Stars drop lower. Valleys between thunderheads widen. I no longer have to look up through the window on top of the fuselage to find a stable point in space. Clouds tower and slant in bands and layers. Their outlines are sharp -- too sharp for clouds at night; and the sky seems lighter. Can it be the first faint warning of the moon's approach? I turn to the south window -- the night has a deeper shade. Yes, it must be the morning twilight of the moon -- a luminous wash, barely perceptible, on the northeastern wall of night.

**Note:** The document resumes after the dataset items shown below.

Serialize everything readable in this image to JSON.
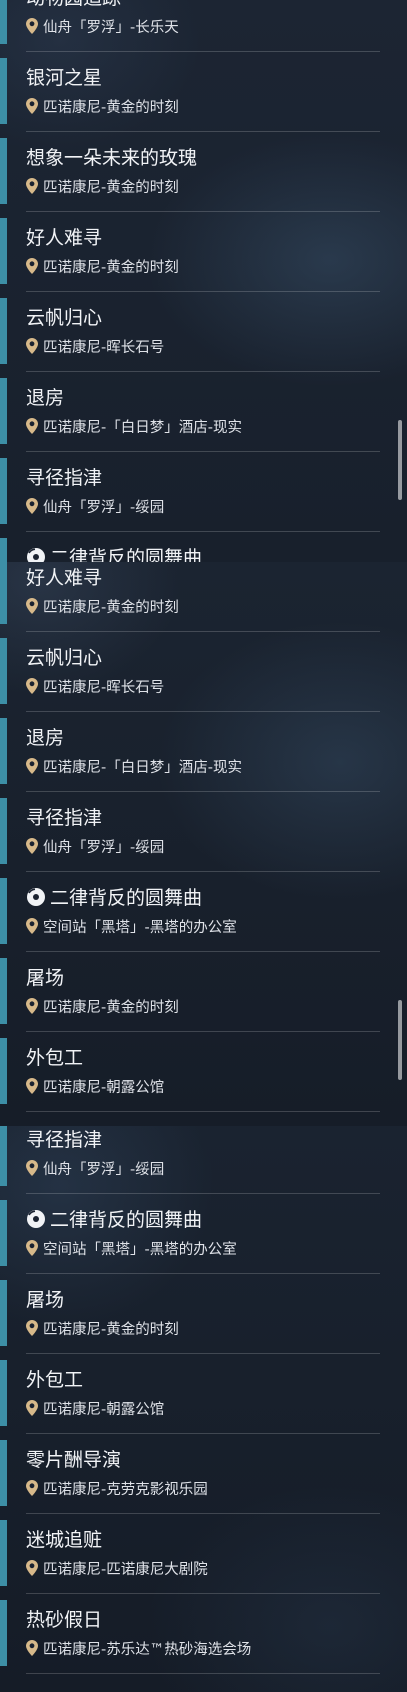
{
  "panels": [
    {
      "items": [
        {
          "title": "动物园追踪",
          "location": "仙舟「罗浮」-长乐天",
          "icon": "location-pin-icon"
        },
        {
          "title": "银河之星",
          "location": "匹诺康尼-黄金的时刻",
          "icon": "location-pin-icon"
        },
        {
          "title": "想象一朵未来的玫瑰",
          "location": "匹诺康尼-黄金的时刻",
          "icon": "location-pin-icon"
        },
        {
          "title": "好人难寻",
          "location": "匹诺康尼-黄金的时刻",
          "icon": "location-pin-icon"
        },
        {
          "title": "云帆归心",
          "location": "匹诺康尼-晖长石号",
          "icon": "location-pin-icon"
        },
        {
          "title": "退房",
          "location": "匹诺康尼-「白日梦」酒店-现实",
          "icon": "location-pin-icon"
        },
        {
          "title": "寻径指津",
          "location": "仙舟「罗浮」-绥园",
          "icon": "location-pin-icon"
        },
        {
          "title": "二律背反的圆舞曲",
          "location": "",
          "icon": "location-pin-icon",
          "badge": "disc-icon"
        }
      ]
    },
    {
      "items": [
        {
          "title": "好人难寻",
          "location": "匹诺康尼-黄金的时刻",
          "icon": "location-pin-icon"
        },
        {
          "title": "云帆归心",
          "location": "匹诺康尼-晖长石号",
          "icon": "location-pin-icon"
        },
        {
          "title": "退房",
          "location": "匹诺康尼-「白日梦」酒店-现实",
          "icon": "location-pin-icon"
        },
        {
          "title": "寻径指津",
          "location": "仙舟「罗浮」-绥园",
          "icon": "location-pin-icon"
        },
        {
          "title": "二律背反的圆舞曲",
          "location": "空间站「黑塔」-黑塔的办公室",
          "icon": "location-pin-icon",
          "badge": "disc-icon"
        },
        {
          "title": "屠场",
          "location": "匹诺康尼-黄金的时刻",
          "icon": "location-pin-icon"
        },
        {
          "title": "外包工",
          "location": "匹诺康尼-朝露公馆",
          "icon": "location-pin-icon"
        }
      ]
    },
    {
      "items": [
        {
          "title": "寻径指津",
          "location": "仙舟「罗浮」-绥园",
          "icon": "location-pin-icon"
        },
        {
          "title": "二律背反的圆舞曲",
          "location": "空间站「黑塔」-黑塔的办公室",
          "icon": "location-pin-icon",
          "badge": "disc-icon"
        },
        {
          "title": "屠场",
          "location": "匹诺康尼-黄金的时刻",
          "icon": "location-pin-icon"
        },
        {
          "title": "外包工",
          "location": "匹诺康尼-朝露公馆",
          "icon": "location-pin-icon"
        },
        {
          "title": "零片酬导演",
          "location": "匹诺康尼-克劳克影视乐园",
          "icon": "location-pin-icon"
        },
        {
          "title": "迷城追赃",
          "location": "匹诺康尼-匹诺康尼大剧院",
          "icon": "location-pin-icon"
        },
        {
          "title": "热砂假日",
          "location": "匹诺康尼-苏乐达™热砂海选会场",
          "icon": "location-pin-icon"
        }
      ]
    }
  ],
  "colors": {
    "accent": "#3d8fa6",
    "pin": "#d7b98a",
    "title": "#f1f3f6",
    "location": "#dfe2e8"
  }
}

But so soon, and so far north! I thought it would rise on the other side of my plane. Have the swinging compasses turned me that many degrees off course? Am I heading for Africa instead of Europe? I hold the Spirit of St. Louis straight with the constellation overhead, and watch the liquid compass. No, if the compass is correct during its steady periods, I'm pointed about on course -- maybe a little southward, but not over ten degrees, not enough to explain the moon's position unless -- unless
both
compasses are
completely
wrong! Maybe the steady periods aren't caused by the magnets pointing toward the pole. Maybe they're the result of some freak vibration. But they can't be very far in error with the North Star in approximate position, high on my left.
I glance at the chart on my lap. Of course I've shortened the night by flying with the earth's rotation. And I've been bending more and more eastward as I follow the great-circle route, cutting each meridian at a greater angle than the last, changing course a degree or two clockwise every hour through -the day and night. When I took off from New York, I pointed the Spirit of St. Louis northeast; and when the sky cleared, the morning sun beamed down on the angle from my right. But when I reach Paris, I'll be heading south of east, and heavenly bodies will be rising on my left. After all, it's late in May. That's probably where the moon should be for a pilot on the great-circle route.
I'd almost forgotten the moon. Now, like a neglected ally, it's coming to my aid. Every minute will bring improving sight. As the moon climbs higher in the sky, its light will brighten, until finally it ushers in the sun. The stars ahead are already fading. The time is 10:20. There have been only two hours of solid darkness.
Gradually, as light improves, the night's black masses turn into a realm of form and texture. Silhouettes give way to shadings. Clouds open their secret details to the eyes. In the moon's reflected light, they seem more akin to it than to the earth over which they hover. They form a perfect setting for that strange foreign surface one sees through a telescope trained on the satellite of the world. Formations of the moon, they are -- volcanoes and flat plateaus; great towers and bottomless pits; crevasses and canyons; ledges no earthly mountains ever knew -- reality combined with the fantasy of a dream. There are shapes like growths of coral on the bed of a tropical sea, or the grotesque canyons of sandstone and lava at the edge of Arizona deserts -- first black, then gray, now greenish hue in cold, mystical light.
I weave in and out, eastward, toward Europe, hidden away in my plane's tiny cockpit, submerged, alone, in the magnitude of this weird, unhuman space, venturing where man has never been, irretrievably launched on a flight through this sacred garden of the sky, this inner shrine of higher spirits. Am I myself a living, breathing, earth-bound body, or is this a dream of death I'm passing through? Am I alive, or am I really dead, a spirit in a spirit world? Am I actually in a plane boring through the air, over the Atlantic, toward Paris, or have I crashed on some worldly mountain, and is this the afterlife?